"Go for the burn!" - Jane Fonda
JANE FONDA has played almost as many different parts off-screen as on, all of them with supreme success. As an eastern Establishment ingenue she was twice on the cover of Vogue and she achieved an appropriately airy demeanor in Barefoot in the Park. As the wife of French director and ladies' man Roger Vadim, and as the star of his film, Barbarella, she was the ultimate '60s sexpot. Then Jane got serious. She was nominated for an Academy Award in 1969, for They Shoot Horses, Don't They?, and she won the Oscar two years later for Klute. As a political activist and the wife of anti-Vietnam War protester Tom Hayden, she went to Hanoi to propagandize for the North Vietnamese; she even posed at the controls of a North Vietnamese anti-aircraft gun, for which she apologized during a Barbara Walters interview 16 years later.
Following in her father's impressive footsteps (and, luckily, not those of her mother, who cut her own throat when Jane was 12), she continued racking up Academy nominations for Best Actress — a total of six — and she won her second, for Coming Home.
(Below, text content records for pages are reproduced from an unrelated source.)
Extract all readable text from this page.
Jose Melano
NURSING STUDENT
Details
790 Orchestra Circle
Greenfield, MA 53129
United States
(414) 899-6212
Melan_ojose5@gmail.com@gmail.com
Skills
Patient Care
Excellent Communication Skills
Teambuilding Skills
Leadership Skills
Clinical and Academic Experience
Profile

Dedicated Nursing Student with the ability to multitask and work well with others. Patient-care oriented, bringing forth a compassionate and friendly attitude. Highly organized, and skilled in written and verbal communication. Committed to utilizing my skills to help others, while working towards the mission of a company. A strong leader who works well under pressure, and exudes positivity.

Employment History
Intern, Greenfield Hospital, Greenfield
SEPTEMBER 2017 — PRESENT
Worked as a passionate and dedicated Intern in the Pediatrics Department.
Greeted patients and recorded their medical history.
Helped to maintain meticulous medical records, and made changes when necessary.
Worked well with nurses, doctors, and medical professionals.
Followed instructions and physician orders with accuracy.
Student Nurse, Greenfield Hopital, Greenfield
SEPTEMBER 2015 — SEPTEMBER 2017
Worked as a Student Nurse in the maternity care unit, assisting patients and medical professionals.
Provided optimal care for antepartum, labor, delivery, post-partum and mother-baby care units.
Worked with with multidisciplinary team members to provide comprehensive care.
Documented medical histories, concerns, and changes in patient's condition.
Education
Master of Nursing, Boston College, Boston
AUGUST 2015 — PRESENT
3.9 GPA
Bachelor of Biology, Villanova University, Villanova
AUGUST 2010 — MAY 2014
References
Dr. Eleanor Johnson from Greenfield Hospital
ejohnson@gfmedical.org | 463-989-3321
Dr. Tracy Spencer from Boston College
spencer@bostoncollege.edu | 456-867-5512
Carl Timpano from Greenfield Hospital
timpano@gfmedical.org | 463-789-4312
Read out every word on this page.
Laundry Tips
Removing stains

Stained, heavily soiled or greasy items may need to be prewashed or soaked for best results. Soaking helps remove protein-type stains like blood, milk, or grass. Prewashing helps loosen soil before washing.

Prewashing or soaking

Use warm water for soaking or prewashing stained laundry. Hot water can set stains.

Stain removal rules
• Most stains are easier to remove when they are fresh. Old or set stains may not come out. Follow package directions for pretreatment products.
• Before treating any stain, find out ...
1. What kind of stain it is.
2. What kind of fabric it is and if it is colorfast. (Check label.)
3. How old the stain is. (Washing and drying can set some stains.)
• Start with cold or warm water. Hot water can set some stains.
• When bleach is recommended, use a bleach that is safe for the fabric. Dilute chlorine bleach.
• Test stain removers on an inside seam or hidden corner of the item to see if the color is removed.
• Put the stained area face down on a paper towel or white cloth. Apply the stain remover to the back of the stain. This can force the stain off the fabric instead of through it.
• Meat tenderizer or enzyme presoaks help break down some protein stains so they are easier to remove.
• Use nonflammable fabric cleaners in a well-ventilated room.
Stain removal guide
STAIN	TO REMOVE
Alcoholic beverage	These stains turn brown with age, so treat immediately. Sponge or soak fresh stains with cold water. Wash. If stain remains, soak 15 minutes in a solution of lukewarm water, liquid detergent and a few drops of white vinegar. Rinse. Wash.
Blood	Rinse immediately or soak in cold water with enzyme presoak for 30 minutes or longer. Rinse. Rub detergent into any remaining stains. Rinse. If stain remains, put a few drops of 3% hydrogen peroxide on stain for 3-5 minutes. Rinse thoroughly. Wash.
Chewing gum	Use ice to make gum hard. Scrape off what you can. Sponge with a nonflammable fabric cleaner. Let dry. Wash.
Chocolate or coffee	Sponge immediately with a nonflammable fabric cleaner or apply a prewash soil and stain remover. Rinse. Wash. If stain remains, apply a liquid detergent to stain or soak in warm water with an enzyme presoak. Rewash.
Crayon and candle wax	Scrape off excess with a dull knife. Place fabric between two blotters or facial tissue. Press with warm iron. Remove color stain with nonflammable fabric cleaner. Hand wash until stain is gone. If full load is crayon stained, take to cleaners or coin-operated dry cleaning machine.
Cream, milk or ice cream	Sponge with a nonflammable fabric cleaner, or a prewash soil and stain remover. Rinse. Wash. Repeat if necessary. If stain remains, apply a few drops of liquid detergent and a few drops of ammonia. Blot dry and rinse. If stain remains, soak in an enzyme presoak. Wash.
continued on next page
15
In the fitness-crazed '80s, this longtime bulimic was transformed: she marketed the best-selling exercise video in history. Jane Fonda's Workout pumped up her purse to such a degree that even footing the bill for Hayden's political campaigns couldn't burn it all up. In her latest, lucrative performance — as the wife of megamogul Ted Turner — Jane has been as convincing as ever.